Method: First-time stroke survivors were recruited at three months post-stroke and underwent a series of questionnaires in their dominant language (English/Mandarin). This included: SAQOL-39 g/CSg, National University Hospital System (NUHS) Aphasia Screening Test, Barthel Index, Modified Rankin Scale, Mini Mental State Examination, Frontal Assessment Battery, Center for Epidemiologic Studies Depression Scale and the Eurol-Qol Health Questionnaire (EQ-5D). The SAQOL-39 g/SAQOL-CSg was repeated within 1 week (± 6 days).
Results: Ninety-four participants (96.9%) were able to self-report and their results presented here. Both the SAQOL-39 g/SAQOL-CSg showed good internal consistency (α = 0.96/0.97), test-retest reliability (ICC= 0.99/0.98), convergent (rs =0.64-0.81 and 0.66-0.88, respectively) and discriminant (rs = 0.35-0.53 and 0.48-0.62, respectively) validity. The correlation between the SAQOL-39 g and the EQ-5D Visual Analogue Scale was 0.27. Further inspection of the EQ-5DVAS scores revealed correlations in different directions for Malay versus Chinese participants.

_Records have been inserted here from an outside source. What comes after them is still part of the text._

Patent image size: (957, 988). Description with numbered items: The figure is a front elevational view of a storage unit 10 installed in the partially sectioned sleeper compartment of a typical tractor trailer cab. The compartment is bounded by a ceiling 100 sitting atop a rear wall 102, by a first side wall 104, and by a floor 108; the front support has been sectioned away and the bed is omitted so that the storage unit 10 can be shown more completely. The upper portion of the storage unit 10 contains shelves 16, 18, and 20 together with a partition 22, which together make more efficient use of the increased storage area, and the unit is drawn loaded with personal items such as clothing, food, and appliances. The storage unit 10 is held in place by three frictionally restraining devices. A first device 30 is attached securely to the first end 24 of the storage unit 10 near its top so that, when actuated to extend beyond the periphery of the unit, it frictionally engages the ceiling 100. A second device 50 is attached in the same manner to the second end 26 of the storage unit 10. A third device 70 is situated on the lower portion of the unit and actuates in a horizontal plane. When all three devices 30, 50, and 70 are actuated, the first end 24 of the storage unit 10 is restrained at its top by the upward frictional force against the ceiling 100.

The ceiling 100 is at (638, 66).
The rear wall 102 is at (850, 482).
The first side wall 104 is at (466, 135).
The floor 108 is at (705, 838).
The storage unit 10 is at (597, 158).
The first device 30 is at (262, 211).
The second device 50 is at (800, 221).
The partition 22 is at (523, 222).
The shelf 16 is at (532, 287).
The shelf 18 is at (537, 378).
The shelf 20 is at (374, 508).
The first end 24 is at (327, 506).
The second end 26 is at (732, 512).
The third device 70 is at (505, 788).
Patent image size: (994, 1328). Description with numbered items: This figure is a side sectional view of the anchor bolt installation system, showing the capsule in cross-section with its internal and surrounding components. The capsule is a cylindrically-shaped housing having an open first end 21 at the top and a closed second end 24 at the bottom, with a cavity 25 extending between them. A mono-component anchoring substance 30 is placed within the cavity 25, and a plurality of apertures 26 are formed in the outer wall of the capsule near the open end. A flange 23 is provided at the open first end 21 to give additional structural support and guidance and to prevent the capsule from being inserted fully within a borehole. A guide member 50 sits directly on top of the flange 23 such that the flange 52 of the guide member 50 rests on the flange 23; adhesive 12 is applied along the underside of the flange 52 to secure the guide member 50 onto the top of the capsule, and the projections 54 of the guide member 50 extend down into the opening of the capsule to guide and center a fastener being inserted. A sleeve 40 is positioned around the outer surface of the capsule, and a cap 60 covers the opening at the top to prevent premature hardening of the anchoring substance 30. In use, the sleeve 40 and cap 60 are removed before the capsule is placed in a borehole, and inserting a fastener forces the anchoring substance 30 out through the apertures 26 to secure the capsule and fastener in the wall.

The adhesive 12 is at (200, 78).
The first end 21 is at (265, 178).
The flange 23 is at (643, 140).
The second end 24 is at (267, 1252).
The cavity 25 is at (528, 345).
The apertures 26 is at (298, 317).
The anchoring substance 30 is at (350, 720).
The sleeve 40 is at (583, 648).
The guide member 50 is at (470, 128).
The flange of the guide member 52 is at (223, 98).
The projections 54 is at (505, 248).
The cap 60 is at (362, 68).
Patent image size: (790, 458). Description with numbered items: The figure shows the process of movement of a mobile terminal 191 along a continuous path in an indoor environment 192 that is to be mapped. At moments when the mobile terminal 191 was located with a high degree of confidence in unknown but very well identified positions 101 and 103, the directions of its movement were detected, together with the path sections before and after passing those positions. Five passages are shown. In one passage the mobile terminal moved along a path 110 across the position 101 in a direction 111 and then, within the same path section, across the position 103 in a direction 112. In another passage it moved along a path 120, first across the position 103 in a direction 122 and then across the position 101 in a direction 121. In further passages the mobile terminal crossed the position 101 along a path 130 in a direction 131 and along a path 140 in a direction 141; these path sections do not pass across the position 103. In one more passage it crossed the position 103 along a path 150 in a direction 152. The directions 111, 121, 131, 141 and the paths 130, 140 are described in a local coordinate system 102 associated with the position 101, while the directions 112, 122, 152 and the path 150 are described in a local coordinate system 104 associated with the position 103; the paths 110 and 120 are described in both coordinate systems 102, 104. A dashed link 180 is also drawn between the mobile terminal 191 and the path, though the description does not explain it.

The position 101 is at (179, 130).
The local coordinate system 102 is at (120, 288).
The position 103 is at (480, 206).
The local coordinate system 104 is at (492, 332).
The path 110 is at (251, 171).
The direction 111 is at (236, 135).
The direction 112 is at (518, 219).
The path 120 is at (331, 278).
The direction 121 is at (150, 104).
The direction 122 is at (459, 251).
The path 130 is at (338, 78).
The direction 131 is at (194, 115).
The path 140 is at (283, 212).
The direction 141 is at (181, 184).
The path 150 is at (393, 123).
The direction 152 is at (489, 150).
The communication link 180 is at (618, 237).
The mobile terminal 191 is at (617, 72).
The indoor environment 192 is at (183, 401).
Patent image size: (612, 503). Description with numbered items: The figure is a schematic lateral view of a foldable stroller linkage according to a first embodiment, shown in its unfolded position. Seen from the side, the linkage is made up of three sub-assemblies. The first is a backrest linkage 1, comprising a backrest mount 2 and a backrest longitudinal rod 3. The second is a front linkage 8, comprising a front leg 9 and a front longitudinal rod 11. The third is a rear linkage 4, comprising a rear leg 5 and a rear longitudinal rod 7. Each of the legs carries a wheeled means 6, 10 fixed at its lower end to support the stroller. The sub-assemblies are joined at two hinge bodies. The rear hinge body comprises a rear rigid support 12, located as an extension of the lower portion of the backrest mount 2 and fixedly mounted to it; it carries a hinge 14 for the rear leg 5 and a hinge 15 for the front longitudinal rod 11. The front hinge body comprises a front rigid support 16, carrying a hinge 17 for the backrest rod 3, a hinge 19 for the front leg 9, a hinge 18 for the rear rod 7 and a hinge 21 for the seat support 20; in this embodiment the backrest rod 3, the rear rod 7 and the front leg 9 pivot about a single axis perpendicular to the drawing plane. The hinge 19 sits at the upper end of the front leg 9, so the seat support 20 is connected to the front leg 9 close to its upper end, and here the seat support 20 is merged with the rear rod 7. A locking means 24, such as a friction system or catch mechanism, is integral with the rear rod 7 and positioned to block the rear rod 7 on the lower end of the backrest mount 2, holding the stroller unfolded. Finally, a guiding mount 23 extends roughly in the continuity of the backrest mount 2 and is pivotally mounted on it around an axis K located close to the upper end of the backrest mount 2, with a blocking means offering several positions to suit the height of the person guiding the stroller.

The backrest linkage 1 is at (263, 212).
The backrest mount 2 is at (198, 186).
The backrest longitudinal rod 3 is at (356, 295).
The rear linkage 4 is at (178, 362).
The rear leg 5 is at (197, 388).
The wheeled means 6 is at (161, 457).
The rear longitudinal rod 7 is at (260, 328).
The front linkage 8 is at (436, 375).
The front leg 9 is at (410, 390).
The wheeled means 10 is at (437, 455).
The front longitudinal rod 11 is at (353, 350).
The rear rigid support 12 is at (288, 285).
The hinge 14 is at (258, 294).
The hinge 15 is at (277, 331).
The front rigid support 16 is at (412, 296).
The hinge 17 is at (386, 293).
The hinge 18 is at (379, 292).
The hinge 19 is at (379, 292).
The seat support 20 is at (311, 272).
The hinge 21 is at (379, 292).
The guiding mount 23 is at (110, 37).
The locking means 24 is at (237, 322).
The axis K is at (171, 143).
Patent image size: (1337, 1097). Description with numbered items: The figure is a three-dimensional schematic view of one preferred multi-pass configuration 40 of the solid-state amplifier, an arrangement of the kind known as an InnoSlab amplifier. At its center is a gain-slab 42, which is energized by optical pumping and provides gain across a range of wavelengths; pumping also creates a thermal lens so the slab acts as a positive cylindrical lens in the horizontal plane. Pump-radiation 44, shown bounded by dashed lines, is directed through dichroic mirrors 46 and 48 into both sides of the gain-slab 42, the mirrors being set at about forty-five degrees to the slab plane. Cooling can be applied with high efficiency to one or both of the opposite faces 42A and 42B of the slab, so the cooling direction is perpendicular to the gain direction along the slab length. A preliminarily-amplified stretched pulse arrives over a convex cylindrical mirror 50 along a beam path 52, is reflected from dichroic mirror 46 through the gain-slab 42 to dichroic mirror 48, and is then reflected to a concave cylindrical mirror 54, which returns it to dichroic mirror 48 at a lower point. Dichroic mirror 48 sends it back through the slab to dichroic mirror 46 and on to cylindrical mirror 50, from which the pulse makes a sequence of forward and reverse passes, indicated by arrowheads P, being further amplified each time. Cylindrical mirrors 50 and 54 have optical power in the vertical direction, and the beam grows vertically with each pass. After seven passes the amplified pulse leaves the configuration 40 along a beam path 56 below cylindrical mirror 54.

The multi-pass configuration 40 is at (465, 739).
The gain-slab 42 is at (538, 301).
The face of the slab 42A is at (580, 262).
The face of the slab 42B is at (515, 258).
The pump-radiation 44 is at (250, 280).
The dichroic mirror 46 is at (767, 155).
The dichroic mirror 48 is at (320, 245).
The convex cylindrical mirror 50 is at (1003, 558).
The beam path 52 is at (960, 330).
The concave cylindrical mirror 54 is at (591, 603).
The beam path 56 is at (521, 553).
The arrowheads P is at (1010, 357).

Conclusions: Both the SAQOL-39 g and SAQOL-CSg demonstrated good reliability and validity. Our results suggested some influence of ethnicity in self-rating of health status in relation to SAQOL-39 g scores. Further research is warranted to examine its use with stroke survivors with greater stroke severity and over time. Implications for Rehabilitation Validation of SAQOL in Singapore: Both the SAQOL-39g and the SAQOL-CSg may be used to measure the HRQoL of stroke survivors with and without aphasia in Singapore. Further investigation is required to examine use with stroke survivors with greater stroke severity and over time.
Keywords: Aphasia; Aphasia Quality of Life Scale; Singapore; health-related quality of life; multicultural; stroke outcomes.